Do not buy Tahitian Moon sand. It is a very fine powdered black sand and I read somewhere that a person got it and it was like coal and was floating and sticking on their hand and was so bad that they took it back to the store. AquariumSands.com has all kinds of sand and it has free shipping. You can also try http://www.drsfostersmith.com they have Eco-Complete Black 20lbs. Complete aquarium substrate for luxuriant plant growth and required no rinsing. Item # Cd-12989 for $23.99. Most black sand has iron in it and is good for plants. Stay away from the fine power sand a big problem and it is messy and can get in your filter also.Eco-Complete is all you would need for your tank. :fish:


----------



## ryanbach51 (Jul 10, 2009)

I've done a fair amount of research prior to posting, and I know that TMS is completely inert. I've also read that most people that had cloudy water or a big mess did not rinse it thoroughly.

I probably will end up using Eco-Complete with some mulm from an established tank underneath, but no other substrate offers that striking black color.


----------



## RandomKayos (Oct 3, 2008)

I have 11 tanks with TMS and have had no problems as long as it's rinsed. I also start them with mulm only under the sand. Plants grow very well in these tanks.


----------



## Hilde (May 19, 2008)

Eileen said:


> AquariumSands.com has all kinds of sand and it has free shipping.


Has anyone used the black gravel from this site? Does it need a lot rinsing?


----------



## FSM (Jan 13, 2009)

I have the black sand from that site (got it off ebay for a much better price than the website currently sells it for)

Apparently it has a fairly high iron content because it is magnetic.

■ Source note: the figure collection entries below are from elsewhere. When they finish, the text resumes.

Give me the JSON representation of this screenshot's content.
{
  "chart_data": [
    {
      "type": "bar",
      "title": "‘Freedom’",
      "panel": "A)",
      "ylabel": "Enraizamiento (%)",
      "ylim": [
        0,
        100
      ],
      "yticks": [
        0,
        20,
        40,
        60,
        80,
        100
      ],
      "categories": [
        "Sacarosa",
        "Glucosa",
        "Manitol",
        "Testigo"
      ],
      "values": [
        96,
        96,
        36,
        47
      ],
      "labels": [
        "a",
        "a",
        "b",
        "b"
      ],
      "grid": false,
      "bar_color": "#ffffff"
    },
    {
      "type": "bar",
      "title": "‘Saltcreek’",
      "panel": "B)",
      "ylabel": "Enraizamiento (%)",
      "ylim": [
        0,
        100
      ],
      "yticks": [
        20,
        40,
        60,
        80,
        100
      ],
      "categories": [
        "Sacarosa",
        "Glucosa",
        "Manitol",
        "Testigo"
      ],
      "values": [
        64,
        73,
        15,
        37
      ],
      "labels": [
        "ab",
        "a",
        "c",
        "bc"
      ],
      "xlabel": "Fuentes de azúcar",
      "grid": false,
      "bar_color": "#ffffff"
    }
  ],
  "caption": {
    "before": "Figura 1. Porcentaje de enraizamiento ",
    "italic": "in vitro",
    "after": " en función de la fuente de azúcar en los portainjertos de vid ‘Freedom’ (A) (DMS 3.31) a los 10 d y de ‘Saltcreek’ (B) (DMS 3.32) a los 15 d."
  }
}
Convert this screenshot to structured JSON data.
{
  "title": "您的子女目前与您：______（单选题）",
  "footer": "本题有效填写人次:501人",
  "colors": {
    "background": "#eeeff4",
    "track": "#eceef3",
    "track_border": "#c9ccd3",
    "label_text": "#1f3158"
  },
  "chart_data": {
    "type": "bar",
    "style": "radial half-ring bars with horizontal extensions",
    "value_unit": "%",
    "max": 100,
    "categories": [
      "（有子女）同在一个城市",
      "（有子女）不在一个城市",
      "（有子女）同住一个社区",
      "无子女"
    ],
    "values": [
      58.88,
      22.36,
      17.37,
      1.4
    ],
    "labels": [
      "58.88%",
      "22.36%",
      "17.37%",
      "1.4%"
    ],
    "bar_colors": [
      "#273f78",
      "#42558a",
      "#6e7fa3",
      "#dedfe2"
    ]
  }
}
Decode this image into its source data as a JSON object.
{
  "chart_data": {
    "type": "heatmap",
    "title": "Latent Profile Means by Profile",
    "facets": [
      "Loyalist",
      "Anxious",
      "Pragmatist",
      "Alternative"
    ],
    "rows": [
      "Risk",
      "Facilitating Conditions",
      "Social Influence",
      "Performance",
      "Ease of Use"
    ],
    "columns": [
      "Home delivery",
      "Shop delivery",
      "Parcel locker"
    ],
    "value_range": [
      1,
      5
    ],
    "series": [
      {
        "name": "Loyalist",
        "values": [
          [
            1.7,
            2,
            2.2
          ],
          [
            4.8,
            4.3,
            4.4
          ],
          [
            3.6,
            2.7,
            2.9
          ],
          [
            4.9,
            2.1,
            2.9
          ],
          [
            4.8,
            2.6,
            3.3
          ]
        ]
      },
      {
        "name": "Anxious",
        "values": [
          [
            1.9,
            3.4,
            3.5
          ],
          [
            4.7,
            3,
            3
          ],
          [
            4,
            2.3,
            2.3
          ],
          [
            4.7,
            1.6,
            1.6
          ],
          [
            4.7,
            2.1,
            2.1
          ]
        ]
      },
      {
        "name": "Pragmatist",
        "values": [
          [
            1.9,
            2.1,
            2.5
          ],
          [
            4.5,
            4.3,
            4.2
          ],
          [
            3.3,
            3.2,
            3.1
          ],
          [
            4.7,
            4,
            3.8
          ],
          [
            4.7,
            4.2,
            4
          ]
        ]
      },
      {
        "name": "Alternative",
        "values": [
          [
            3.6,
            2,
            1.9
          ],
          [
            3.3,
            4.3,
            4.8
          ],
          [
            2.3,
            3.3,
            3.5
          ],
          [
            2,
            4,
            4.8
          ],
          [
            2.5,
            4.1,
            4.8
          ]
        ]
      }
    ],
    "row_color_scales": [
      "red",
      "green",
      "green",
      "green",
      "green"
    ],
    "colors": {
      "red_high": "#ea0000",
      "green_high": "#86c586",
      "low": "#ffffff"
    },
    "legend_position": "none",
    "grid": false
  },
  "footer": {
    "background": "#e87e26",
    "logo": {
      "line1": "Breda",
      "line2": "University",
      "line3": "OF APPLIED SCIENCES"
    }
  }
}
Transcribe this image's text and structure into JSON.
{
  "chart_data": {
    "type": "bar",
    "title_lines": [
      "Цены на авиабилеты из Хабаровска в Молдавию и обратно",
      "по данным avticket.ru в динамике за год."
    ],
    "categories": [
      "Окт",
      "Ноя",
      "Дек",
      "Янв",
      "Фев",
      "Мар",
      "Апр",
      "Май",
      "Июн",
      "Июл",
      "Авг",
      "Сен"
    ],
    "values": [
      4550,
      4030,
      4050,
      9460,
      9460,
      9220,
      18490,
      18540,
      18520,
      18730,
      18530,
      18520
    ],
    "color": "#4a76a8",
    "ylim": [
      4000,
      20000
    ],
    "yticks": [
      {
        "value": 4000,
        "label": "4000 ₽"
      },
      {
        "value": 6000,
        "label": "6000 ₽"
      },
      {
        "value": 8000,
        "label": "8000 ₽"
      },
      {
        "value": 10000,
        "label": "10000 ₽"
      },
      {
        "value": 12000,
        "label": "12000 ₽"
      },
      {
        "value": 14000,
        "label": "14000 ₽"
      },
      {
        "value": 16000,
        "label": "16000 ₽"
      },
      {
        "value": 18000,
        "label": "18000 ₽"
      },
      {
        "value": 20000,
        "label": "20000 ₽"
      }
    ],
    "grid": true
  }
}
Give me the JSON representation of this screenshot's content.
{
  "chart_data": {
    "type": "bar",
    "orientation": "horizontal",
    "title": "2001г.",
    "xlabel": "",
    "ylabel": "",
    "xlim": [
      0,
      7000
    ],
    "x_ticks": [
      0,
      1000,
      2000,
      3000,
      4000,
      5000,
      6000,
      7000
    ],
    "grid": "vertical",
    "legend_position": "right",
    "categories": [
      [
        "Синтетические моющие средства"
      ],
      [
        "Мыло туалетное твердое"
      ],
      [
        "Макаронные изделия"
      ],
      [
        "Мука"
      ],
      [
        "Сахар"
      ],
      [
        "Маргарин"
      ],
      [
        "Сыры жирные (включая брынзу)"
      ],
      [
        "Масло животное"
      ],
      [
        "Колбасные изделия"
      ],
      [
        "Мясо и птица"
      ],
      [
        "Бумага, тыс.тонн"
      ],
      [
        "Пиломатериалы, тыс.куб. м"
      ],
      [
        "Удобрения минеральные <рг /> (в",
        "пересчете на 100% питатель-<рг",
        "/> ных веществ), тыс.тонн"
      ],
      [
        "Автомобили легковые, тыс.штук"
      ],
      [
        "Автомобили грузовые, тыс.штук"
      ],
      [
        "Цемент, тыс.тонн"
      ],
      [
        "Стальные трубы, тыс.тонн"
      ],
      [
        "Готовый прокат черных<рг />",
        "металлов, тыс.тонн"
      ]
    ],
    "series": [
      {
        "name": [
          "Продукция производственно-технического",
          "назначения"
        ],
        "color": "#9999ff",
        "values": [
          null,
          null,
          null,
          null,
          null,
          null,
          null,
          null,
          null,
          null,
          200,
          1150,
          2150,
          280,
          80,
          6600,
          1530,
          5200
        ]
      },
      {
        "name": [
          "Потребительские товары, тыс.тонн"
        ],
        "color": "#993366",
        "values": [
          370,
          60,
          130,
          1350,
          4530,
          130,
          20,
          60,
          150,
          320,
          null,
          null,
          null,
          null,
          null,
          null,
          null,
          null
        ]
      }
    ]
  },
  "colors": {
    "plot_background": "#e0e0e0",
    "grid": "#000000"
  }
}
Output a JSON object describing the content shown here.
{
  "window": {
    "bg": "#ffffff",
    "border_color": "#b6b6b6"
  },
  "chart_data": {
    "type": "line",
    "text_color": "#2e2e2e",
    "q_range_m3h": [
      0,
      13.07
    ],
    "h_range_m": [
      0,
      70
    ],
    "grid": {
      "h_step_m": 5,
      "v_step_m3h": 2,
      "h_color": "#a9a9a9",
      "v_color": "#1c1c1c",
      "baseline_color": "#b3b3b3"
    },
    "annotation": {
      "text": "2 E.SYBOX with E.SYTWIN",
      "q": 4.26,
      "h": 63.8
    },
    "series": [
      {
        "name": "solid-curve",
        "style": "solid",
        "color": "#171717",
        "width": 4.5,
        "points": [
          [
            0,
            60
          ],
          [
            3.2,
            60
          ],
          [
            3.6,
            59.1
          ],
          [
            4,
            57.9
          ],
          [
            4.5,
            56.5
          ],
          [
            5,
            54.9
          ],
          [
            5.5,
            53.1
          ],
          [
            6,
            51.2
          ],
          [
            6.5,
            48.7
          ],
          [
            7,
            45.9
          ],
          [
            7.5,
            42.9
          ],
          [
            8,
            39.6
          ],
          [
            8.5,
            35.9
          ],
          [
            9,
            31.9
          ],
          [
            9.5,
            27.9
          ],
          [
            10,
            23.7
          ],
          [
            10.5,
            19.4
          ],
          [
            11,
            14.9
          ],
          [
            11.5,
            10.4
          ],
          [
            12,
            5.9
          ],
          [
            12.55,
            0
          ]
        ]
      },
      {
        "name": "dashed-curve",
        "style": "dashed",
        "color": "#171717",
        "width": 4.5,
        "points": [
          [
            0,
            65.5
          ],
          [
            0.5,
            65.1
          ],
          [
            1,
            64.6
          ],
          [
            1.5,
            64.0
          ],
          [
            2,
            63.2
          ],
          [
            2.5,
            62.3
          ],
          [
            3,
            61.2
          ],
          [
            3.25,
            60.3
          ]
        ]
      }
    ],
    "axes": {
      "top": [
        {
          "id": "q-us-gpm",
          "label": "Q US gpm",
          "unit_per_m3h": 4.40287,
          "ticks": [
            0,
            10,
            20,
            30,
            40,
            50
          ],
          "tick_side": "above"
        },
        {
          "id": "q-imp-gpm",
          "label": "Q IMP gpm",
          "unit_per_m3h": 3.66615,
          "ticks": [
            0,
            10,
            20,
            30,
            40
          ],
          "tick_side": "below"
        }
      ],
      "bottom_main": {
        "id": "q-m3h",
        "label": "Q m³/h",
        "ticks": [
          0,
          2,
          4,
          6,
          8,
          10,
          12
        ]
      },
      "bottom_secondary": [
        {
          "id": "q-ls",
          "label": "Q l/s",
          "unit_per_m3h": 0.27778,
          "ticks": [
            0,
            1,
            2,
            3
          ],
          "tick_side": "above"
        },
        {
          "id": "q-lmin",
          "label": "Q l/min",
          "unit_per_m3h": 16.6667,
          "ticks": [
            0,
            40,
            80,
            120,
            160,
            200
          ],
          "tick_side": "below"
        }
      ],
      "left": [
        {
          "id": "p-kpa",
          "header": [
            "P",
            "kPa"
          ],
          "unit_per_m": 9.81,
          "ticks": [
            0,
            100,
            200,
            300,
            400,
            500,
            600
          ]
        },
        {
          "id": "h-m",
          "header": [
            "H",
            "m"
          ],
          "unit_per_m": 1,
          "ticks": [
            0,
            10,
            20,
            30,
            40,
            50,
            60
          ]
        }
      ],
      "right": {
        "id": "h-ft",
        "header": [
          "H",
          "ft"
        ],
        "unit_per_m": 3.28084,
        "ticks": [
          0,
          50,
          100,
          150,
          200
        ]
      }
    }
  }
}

If it gets a in a magnetic algae cleaner it will scratch the glass.


----------



## BottomFeeder (Jul 26, 2008)

I currently have two tanks with TMS including my pressurized 29g. I love the way it looks, and it hasn't been difficult to maintain, but I wish I would have gone with a more nutrient rich soil in the pressurized tank.


----------



## Rod Hay (Feb 11, 2006)

While the TMS definitely looks nice; I HATE how hard it is to gravel vac. It is a tedious chore to make sure you're not drawing it up into your siphon. I've tried small miniature vacs to slow down the water's flow, and I still get it. I have to continually pinch the hose to let the sand all fall out . . . but I still get it. It gets stuck in the water change bucket! Then stuck in the tub or toilet where I dump the water change . . . etc., etc. Then, it doesn't all easily rinse out of the tub. I've taken to letting the tub completely dry, then sweeping it all up! UGH!!!!!!!!!!!!

Yeah, granted, you don't need to gravel vac planted tanks all that much. Yet the finer grained the substrate is; the more debris just sits on top instead of sift down to the lower levels. 

Unfortunately the tank that has TMS is on the second floor. I'm not risking carrying 2 or 3 gallons of water down a flight of stairs just to throw it outside in the grass. I can just see myself missing a step and making a big mess. I know myself enough . . . it's bound to happen!


----------